Technically, the trail is out of bounds of the Continental Divide split that defines the Great Divide Basin, but the proximity is close and the ecosystem is similar where it’s still very much high, flat desert. I’d call it a Basin from the views — or at least I am looking into a ditch in the continent. This is still certainly territory of Wyoming’s Red Desert.
The Great Divide Basin is a unique feature to the Continental Divide Trail, but there exist plenty of no-outlet, endorheic basins in the west. The Great Basin, not to be confused with the Great Divide Basin, includes nearly all of Nevada, much of Utah, the Eastern Sierra Nevada and Mojave of California down into Baja California, and parts of Oregon, Idaho, and Wyoming. The Great Divide Basin and Great Basin do not connect — the Rocky Mountain ridge is the separation.
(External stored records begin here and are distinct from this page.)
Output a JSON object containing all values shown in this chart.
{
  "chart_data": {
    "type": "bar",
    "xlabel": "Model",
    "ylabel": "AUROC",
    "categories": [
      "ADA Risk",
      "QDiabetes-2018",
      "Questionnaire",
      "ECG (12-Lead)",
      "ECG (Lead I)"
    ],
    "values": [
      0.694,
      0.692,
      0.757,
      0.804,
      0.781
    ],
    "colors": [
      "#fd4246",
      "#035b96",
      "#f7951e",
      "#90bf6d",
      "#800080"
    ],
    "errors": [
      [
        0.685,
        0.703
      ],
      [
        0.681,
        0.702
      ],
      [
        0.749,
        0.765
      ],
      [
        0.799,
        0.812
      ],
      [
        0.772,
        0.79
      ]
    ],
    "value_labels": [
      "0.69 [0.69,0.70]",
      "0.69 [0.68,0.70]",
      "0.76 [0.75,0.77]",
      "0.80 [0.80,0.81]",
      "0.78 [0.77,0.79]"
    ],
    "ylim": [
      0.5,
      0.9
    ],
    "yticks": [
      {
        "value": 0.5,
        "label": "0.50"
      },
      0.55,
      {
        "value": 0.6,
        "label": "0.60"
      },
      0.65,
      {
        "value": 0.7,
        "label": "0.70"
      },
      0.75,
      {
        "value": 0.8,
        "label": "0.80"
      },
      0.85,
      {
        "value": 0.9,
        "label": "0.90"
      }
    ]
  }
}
Since Bridger Pass before Rawlins, the trail has skirted the eastern and northern split of the Basin and will return closer to the watershed divide in the Wind River Range.
🗓️ Date | July 8th |
⇢ Mileage | 30.7 |
📍 Trip Mileage | 1639.7 |
⛅️ Weather | Sunny, hot 75°F; cloud and rainstorms in the late afternoon |
🏞️ Trail Conditions | Rolling dirt roads with some off trail cross-country |
I awoke to sore foot pads and slight aches in my shin bones. Otherwise, the body felt like the same as any other day, despite the absurd mileage yesterday. I laid lazy in my tent until 8am, packed up slowly until 9am, and was walking sometime after that.
As expected, the trail followed the spiderweb of dirt roads in the Basin, heading towards the old mining towns of Atlantic City and South Pass City. The high desert of the Basin reminds me much of a grassier Mojave with denser sagebrush. Like I’ve previously noted, it feels like a concert of prairie land and desert. Trail merged with the Oregon Trail and the California Trail, which provided an east-west route for wagon travel from America’s eastern plains to the west coast in the 1850’s. The Seminoe Cutoff, which trail followed, eliminated some rigorous climbing and a few crossings of the Sweetwater River, providing an alternate for wagoners during seasons of large snow and snowmelt.
The Wind River Range, which has been faintly in view since yesterday, is now a defined part of the skyline. I am excited for these mountains. I expected them to be the Sierra of the Rockies. At least from the pictures I have on memory, I recall lots of granite. I don’t want to speak to a land I haven’t seen yet, so I will save my lame photography skills to do the talking.
Leaving the water cache, water sources were not particularly skimpy or distasteful. I cruised some 25 miles on a single water carry of two liters (my thirst was quiet). The Sweetwater River, flowing very well, provided me my last water source of the day, and I carried three liters to my camp. Of course, I can’t walk a day on the CDT without expectation of a storm. The skies did not fail today, and I was rained on for two hours until a couple miles before camp. I was, however, rewarded with an excellent rainbow and sunset over the foothills of the Winds. The sunset was an epic symphony of the edge of a wispy rainstorm, vast desert, and peaking mountains ahead.